No. I mean, there are several elements in this. And if we start on the market and the demand, it's definitely there. Data migration is a big issue in the pharma industry, both driven by regulatory perspective but also now in the commercial space when there's a lot of things ongoing as well, right? So it's -- the demand is there. And of course, Veeva is the big players who are affecting what's happening and what happened sometimes back, where our response to that change was not pressed enough, was that they started Veeva say, "Hey, instead of giving all this business to partners, we will try to build those -- we will build those capabilities ourselves." We underestimated the kind of speed with which they could do that. So they were -- rapidly to actually bid that capability, which means our revenue stream coming through Veeva more or less went down to 0 during a fairly short period. And going forward, what we see and what we have done, we see already that some of the more complex migrations they come back to us. because we see a pickup in revenue streams from that kind of channel. But in parallel, we have also started to use the data migration capabilities in other areas because there are migrations that are needed that is outside the Veeva areas. And this, together with the reduction of capacity means that we will come back to a profitable business but at a lower level than we were when the already started like 18 months ago. So it is a big change, but we will come back to profitability but at a slightly lower level than we were when this started.

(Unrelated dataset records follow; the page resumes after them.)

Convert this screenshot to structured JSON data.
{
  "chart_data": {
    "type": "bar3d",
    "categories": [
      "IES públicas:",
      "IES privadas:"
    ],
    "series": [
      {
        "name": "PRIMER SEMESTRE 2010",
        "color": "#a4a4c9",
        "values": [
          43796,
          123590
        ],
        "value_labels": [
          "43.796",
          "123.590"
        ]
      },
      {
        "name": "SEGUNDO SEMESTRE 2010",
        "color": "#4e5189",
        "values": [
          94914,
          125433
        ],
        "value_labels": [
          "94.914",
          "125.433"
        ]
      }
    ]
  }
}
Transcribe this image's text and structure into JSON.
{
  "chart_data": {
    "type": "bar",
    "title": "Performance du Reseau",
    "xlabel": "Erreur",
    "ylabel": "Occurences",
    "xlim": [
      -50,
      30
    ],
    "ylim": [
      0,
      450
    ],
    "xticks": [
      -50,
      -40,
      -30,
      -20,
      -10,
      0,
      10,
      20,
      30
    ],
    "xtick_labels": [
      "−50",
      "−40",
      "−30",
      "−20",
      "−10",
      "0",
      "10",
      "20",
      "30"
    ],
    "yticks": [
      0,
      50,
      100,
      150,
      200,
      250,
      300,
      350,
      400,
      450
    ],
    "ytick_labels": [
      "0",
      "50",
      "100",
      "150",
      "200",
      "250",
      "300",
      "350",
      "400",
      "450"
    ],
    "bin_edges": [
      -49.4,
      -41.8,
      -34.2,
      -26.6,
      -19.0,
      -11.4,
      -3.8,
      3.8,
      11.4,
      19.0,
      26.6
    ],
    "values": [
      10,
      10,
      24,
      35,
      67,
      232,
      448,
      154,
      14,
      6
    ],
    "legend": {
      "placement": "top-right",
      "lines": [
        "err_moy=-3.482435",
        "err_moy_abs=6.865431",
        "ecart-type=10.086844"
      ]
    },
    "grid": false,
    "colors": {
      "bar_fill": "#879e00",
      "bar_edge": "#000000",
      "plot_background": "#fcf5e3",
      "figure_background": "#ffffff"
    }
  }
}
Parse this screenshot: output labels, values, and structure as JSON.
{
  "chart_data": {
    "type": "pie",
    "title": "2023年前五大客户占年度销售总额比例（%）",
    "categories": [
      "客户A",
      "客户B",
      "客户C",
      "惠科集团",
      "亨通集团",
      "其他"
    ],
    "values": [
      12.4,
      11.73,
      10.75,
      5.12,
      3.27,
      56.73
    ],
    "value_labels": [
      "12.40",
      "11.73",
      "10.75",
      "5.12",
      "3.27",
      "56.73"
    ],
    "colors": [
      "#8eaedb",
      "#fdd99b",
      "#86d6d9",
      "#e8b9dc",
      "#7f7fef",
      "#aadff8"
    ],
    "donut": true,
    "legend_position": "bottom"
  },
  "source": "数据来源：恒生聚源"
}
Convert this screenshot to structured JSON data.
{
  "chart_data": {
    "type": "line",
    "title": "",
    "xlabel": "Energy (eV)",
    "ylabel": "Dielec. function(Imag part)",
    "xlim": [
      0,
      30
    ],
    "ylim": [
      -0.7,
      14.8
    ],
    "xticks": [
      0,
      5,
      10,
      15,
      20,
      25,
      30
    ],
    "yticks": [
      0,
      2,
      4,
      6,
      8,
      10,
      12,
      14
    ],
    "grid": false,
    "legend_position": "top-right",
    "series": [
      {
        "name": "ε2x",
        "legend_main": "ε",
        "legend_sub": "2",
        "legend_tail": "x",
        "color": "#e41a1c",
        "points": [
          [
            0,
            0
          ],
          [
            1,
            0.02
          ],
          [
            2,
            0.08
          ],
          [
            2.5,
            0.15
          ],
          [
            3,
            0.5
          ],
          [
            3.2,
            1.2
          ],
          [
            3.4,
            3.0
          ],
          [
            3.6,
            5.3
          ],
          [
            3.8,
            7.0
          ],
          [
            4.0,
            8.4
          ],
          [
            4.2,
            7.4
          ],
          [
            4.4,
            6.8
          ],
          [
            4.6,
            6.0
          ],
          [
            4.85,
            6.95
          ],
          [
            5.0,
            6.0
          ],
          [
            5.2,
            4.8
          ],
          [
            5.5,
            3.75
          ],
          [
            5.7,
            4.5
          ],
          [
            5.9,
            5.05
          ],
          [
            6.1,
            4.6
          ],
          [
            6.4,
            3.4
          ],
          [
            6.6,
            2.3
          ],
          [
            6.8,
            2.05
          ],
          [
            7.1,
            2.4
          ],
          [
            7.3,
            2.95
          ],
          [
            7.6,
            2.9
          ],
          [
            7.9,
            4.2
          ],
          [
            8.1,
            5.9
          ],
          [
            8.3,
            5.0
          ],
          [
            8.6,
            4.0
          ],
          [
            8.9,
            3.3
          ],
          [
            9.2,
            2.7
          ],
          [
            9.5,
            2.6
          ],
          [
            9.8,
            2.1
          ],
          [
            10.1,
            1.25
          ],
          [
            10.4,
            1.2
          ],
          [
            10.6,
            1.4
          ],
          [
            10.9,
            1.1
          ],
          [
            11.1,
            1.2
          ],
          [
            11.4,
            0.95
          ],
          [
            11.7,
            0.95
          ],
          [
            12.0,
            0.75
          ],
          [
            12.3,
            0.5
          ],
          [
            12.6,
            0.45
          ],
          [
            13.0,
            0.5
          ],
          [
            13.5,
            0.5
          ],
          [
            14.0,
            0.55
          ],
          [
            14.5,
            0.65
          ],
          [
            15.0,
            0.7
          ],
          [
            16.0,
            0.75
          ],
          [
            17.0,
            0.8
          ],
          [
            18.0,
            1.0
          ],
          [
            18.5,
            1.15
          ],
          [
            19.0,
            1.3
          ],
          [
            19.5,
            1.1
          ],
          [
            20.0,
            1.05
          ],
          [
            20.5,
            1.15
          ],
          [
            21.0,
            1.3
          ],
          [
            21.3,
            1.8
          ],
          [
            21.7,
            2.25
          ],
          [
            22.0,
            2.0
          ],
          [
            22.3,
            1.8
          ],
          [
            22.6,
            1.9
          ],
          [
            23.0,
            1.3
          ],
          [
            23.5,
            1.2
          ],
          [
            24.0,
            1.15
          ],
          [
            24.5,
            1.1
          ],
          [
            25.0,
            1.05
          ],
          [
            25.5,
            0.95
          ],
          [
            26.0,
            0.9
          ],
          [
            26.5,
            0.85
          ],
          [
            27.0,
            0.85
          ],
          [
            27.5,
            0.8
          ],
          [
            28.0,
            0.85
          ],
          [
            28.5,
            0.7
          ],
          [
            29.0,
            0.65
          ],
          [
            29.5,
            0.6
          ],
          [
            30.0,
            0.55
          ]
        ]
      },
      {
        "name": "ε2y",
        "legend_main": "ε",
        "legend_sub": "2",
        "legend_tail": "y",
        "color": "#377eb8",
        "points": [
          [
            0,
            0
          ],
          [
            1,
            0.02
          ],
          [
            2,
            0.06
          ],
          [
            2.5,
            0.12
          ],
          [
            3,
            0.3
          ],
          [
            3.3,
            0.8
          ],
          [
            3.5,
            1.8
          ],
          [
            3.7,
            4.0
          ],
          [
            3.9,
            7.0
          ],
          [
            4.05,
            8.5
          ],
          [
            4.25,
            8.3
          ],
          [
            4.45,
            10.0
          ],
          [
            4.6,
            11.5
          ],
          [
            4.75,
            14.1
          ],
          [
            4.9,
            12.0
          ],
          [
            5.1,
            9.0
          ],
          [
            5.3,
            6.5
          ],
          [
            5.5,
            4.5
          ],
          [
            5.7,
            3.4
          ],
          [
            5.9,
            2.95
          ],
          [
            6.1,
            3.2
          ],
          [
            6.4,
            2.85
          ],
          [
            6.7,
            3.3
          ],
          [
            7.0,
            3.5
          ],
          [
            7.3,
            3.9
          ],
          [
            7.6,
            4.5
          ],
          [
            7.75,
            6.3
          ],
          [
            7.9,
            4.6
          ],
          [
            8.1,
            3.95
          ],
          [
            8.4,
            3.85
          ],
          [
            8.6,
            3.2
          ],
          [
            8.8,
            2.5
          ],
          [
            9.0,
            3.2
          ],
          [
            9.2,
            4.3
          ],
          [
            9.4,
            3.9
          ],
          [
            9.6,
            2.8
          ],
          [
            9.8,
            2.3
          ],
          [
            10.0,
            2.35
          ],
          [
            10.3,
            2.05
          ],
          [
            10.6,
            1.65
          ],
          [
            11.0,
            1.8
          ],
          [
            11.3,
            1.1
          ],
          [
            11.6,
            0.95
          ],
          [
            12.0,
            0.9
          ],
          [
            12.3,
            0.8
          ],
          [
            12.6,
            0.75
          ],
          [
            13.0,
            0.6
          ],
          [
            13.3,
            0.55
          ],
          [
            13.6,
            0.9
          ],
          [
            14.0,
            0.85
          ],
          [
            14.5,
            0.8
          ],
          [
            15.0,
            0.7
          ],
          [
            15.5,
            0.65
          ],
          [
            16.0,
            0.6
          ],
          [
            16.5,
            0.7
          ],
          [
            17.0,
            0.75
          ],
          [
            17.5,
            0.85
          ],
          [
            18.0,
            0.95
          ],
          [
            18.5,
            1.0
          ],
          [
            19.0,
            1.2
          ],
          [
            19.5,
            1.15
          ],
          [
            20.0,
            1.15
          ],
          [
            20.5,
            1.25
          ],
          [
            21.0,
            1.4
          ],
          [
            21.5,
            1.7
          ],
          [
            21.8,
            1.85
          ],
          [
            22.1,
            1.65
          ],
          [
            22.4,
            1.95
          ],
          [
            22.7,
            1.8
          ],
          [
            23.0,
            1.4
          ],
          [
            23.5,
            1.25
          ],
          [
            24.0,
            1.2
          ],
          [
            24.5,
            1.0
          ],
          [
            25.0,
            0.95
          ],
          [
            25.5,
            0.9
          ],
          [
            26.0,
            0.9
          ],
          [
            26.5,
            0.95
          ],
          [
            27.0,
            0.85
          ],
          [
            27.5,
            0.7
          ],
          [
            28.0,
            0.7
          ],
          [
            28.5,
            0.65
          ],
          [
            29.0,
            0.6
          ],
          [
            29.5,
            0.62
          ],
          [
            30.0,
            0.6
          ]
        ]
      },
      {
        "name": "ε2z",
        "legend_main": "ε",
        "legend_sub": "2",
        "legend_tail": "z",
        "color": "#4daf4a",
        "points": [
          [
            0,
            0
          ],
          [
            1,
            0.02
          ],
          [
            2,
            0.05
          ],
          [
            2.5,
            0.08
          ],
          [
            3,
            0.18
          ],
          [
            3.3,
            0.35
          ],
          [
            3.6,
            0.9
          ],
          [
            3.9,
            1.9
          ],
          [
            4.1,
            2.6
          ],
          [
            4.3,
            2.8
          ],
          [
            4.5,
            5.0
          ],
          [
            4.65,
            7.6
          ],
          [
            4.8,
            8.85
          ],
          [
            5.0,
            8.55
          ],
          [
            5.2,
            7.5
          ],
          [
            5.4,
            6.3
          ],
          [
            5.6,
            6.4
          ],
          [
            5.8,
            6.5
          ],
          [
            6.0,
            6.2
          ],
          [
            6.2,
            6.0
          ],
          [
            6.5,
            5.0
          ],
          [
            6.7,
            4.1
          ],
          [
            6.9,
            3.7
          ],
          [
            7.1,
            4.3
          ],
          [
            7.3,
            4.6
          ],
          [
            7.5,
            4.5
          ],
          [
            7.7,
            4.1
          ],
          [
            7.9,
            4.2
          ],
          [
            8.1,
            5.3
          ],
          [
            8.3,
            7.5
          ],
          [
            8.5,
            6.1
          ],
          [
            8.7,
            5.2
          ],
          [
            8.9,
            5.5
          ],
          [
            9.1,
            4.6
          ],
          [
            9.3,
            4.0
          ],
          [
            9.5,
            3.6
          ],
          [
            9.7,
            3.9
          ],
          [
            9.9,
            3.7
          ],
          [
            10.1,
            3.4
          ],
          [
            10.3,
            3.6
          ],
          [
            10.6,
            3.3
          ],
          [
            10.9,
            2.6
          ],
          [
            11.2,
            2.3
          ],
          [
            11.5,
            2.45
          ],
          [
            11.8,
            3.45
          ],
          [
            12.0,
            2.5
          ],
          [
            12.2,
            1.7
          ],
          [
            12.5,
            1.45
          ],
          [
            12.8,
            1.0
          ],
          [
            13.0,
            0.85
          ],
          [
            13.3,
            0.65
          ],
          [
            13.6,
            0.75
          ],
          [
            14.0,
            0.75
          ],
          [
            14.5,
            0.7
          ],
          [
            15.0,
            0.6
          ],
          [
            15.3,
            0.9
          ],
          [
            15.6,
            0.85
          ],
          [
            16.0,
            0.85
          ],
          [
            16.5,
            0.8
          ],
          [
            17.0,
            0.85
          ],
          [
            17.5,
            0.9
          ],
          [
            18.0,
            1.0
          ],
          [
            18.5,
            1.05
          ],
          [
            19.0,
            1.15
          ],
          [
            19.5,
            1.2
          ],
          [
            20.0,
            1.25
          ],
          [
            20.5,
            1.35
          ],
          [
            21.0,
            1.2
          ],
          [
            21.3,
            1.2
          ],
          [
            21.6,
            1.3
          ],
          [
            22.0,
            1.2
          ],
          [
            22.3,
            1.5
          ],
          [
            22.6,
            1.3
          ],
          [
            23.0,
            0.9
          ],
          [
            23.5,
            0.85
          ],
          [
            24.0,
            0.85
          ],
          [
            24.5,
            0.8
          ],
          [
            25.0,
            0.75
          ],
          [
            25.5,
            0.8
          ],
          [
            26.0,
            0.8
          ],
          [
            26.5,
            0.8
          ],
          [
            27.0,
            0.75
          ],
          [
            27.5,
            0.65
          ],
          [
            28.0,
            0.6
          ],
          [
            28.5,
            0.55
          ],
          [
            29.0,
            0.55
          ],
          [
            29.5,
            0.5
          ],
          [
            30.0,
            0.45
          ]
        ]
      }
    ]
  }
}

Okay. And the final one. Guidance you give for the other remaining quarter is an acceleration both in revenue and net profitability. I was wondering when we then look at will end the year, for instance, the profit margins in the fourth quarter. Is that the margins that we should think of when we move into Q2 beyond this year?
When we look at the cost levels, we expect to be at a rate that you can extrapolate into the next year. But of course, you have seen some seasonality over the year, and I expect we will have the same sort of seasonality looking into '25. But of course, it is a gradual improvement on the profitability, so it is an indication of how -- at what level we will start at in '25.
[Operator Instructions] And we have a follow-up from Poul Jessen from Danske Bank.
That's just a simple one. Savings you're doing on your locations that was earlier you make an indication of how large they are?
When we talk about the facilities, it's expected between DKK 15 million and DKK 20 million is in that range that we are looking into for the full year.
Versus the spend you had last year?
Yes, correct, and we have, of course, transition cost and moving costs this year that has been expensed.
In Q1 and Q2?
I will have a little bit in spilling into Q3 as we had some activities carried out in relation to the move and also Okay.
As it seems we have no further questions in the queue. I will hand it back to the speakers for any closing remarks.
Okay. Thank you very much for your questions. And also, thank you very much for listening in. Please do not hesitate to reach out to either me or Carsten if you have any further questions. I wish you all a good day.